3 Important Shortcomings Of Investing In ETFs All Investors Should Know

While ETFs have enjoyed a spectacular growth in popularity, like all good things, they also have drawbacks. Here are 3 important shortcomings to these investments that investors should understand.

1. Giving Up Control

Since ETFs are comprised of several stock holdings, they appeal to many investors because investors can receive a basket of securities with a single ETF purchase. The same appeal can be viewed as a limitation since investors do not have a say on the individual stocks in an ETF. For investors wanting to avoid a particular company or industry, for a reason such as personal values, they do not have the same level of control as investors who select individual stocks for their own portfolio—or entrust a discretionary portfolio manager to do so with instructions as to what to avoid.

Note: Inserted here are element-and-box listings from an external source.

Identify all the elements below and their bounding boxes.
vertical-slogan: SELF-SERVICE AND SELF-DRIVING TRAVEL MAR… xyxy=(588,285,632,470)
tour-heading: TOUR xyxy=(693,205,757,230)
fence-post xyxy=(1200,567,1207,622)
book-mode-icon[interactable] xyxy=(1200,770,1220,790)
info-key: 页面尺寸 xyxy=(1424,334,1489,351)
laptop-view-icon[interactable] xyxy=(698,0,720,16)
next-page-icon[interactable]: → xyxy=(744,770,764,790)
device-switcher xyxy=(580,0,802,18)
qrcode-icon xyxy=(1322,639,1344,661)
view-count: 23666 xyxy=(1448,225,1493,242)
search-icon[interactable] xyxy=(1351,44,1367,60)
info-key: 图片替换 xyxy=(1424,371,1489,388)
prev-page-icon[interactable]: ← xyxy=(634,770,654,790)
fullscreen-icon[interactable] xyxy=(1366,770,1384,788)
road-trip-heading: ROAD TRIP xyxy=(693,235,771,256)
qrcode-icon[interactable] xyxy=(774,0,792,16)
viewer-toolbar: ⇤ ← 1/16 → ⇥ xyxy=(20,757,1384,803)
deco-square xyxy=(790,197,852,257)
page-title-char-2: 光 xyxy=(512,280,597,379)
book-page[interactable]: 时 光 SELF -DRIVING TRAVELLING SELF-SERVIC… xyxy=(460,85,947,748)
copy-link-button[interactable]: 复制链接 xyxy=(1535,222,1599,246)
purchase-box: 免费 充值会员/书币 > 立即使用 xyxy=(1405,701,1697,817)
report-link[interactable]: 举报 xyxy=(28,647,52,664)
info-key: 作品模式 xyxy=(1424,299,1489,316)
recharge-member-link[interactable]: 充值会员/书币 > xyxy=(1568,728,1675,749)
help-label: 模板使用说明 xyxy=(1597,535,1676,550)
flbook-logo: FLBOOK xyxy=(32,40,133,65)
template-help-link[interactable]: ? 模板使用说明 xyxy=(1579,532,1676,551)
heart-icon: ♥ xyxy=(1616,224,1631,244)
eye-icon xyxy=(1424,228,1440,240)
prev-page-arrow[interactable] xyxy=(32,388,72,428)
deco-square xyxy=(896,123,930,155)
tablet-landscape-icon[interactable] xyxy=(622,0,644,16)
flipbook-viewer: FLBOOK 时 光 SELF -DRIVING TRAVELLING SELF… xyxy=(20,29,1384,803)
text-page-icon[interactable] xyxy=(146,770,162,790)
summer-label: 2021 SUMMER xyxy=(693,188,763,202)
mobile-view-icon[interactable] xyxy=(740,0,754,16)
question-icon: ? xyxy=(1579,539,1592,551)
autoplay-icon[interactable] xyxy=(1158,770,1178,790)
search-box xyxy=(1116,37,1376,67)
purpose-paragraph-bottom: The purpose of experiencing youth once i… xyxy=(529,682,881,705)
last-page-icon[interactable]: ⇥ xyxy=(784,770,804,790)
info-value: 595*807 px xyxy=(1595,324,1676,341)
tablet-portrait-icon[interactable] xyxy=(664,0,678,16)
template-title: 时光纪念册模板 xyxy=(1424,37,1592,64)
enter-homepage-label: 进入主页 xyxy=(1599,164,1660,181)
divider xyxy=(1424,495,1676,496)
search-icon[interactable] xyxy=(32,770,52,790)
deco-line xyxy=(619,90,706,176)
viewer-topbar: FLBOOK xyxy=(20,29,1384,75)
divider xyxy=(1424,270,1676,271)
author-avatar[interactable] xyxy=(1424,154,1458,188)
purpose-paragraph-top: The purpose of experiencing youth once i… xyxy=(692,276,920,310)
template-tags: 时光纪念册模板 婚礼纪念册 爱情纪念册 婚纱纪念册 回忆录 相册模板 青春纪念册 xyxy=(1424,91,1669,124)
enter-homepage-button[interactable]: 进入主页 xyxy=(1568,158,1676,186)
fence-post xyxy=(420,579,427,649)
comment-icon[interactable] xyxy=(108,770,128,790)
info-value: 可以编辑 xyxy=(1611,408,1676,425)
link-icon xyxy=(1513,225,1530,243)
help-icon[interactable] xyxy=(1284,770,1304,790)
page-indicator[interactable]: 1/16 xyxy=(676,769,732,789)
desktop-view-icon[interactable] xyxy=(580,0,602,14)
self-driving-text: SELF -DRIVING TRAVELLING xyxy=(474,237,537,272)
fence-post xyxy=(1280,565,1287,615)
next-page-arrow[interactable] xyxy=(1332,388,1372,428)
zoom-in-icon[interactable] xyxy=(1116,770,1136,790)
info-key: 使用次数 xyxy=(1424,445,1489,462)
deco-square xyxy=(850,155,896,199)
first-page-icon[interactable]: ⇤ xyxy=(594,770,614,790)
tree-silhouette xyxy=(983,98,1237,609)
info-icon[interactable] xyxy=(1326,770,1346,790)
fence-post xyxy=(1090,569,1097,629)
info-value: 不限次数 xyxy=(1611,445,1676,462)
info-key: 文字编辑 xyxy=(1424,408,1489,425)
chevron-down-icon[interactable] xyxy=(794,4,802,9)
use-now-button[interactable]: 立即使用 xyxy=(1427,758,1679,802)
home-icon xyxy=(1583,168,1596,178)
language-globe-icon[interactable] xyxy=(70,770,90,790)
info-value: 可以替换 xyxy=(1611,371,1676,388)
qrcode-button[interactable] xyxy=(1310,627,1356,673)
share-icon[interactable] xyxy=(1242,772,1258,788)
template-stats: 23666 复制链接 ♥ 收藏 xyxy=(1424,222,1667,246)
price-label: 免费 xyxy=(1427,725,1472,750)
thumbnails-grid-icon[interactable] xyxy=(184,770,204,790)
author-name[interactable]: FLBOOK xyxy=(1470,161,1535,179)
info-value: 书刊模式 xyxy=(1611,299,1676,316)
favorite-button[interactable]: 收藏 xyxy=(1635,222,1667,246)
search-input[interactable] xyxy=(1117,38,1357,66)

2. Underlying Value vs. Price

ETFs have two forms of value: the net asset value, which is the value of its investments, and the trading value, which is the price the ETF trades at on the stock market. At times the price at which ETFs trade can be higher or lower than the underlying value of the investments, which can lead to situations in which investors might be paying a premium over the cost of the underlying assets in an ETF.

3. Return Expectations

Though not really a drawback, investors should invest in ETFs with an understanding of what to expect from the ETF’s performance. ETFs are generally linked to a benchmark index, which means that they are designed to match the index and perform in line with the index. Investors looking for investments that are more active in nature which have the potential to outperform the underlying index may wish to build their own portfolio or may choose to hire a portfolio manager to build a personalized portfolio for them.

Conclusion

Now that you understand the 3 important shortcomings that come with passive investing and in particular, passive ETFs, you can make better investment decisions. Investing requires you to be familiar with the facts about a particular investment vehicle and the same applies to understanding ETFs prior to purchase.


This content is provided for general informational purposes only and does not constitute financial, investment, tax, legal or accounting advice nor does it constitute an offer or solicitation to buy or sell any securities referred to. Individual circumstances and current events are critical to sound investment planning; anyone wishing to act on this content should consult with his or her financial partner or advisor.